The railway connects Kachasu in Chikwawa to Nkaya in Balaka, splitting Mwanza, Neno and Machinga.
As it took shape, pubs, lodges and sex workers mushroomed in every corner of Zalewa.
Cross-border drivers prefer parking at Zalewa to the Mwanza border town.
“Zalewa is self-contained. You get what you want without,” said a driver whose tanker hauls fuel from the Indian Ocean port of Beira in Mozambique.
The attractions include beer and transactional sex, an escape for mobile workers who spend weeks without seeing their homes stable sexual partners.
For sex workers, competition is getting rough and safe sex is not guaranteed.
There is no time to sleep, says the woman waiting for her third born.
“My pregnancy is advanced and backaches frequent, but I still go out because I will starve if I take a break,” she said.
The hand-to-mouth lifestyle mirrors desperation. Some women confessed engaging in transactional sex until they give birth.
All interviewees said they know a peer who experienced labour pains while hanging around and returned to the pubs barely a week after giving birth.
Some men find quickies with pregnant partners “really hot”, they say.
But the sex workers say they have no choice.
“We have accommodation bills to foot, our stomachs and children to feed. We have dependents too,” said Chrissie whom we found on the prowl.
The sex workers sleep with up to four clients a night, they say.
Their babies and bulges expose risky sexual tendencies associated with STIs and HIV infections.
Mwanza district health officer Nelson Piringu is worried about rising incidence of STIs, unintended pregnancies, and HIV infections.
The Ministry of Health is working with Partners in Health (PIH) and Doctors Without Borders to empower the sex workers with business loans and skills as well as HIV and Aids information, preventive measures and treatment.
“If you protect one sex worker, you will save her and clients,” says PIH corridor project programme coordinator Russell Msiska.
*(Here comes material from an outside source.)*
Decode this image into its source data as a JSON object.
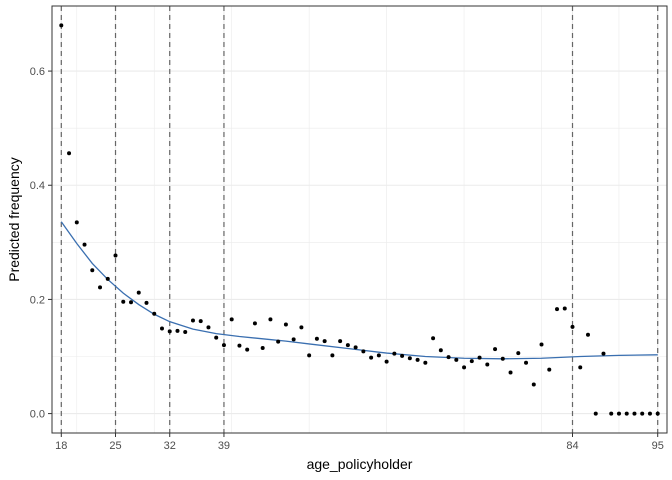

PIH runs a clinic at Zalewa where the underground population access counselling, condoms, antiretroviral drugs and family planning methods.
In their safe space, they meet monthly to share business skills and ways to save.
“Zalewa is a unique meeting place for mobile workers,” says Msiska. “The Corridor Project aims to empower the sex workers to avoid contracting and spreading STIs and HIV.”
The sex workers have formed an alliance whose members have received training in running business and saving.
They use their business groups and meetings to encourage each other to take HIV testing and adhere to treatment.
This is part of the 90:90:90 agenda—a global race, backed by UNAids, to ensure 90 percent of people with HIV know their status, 90 percent of those who test positive get treatment and 90 percent of ARV recipients remain on treatment for suppressed viral load.
Interestingly, most of the sex workers, linked with microfinance institutions for business loans, are undercover change agents.
They provide condoms, contraceptives and pep talk among the night queens, drivers, cross-border traders and other clients.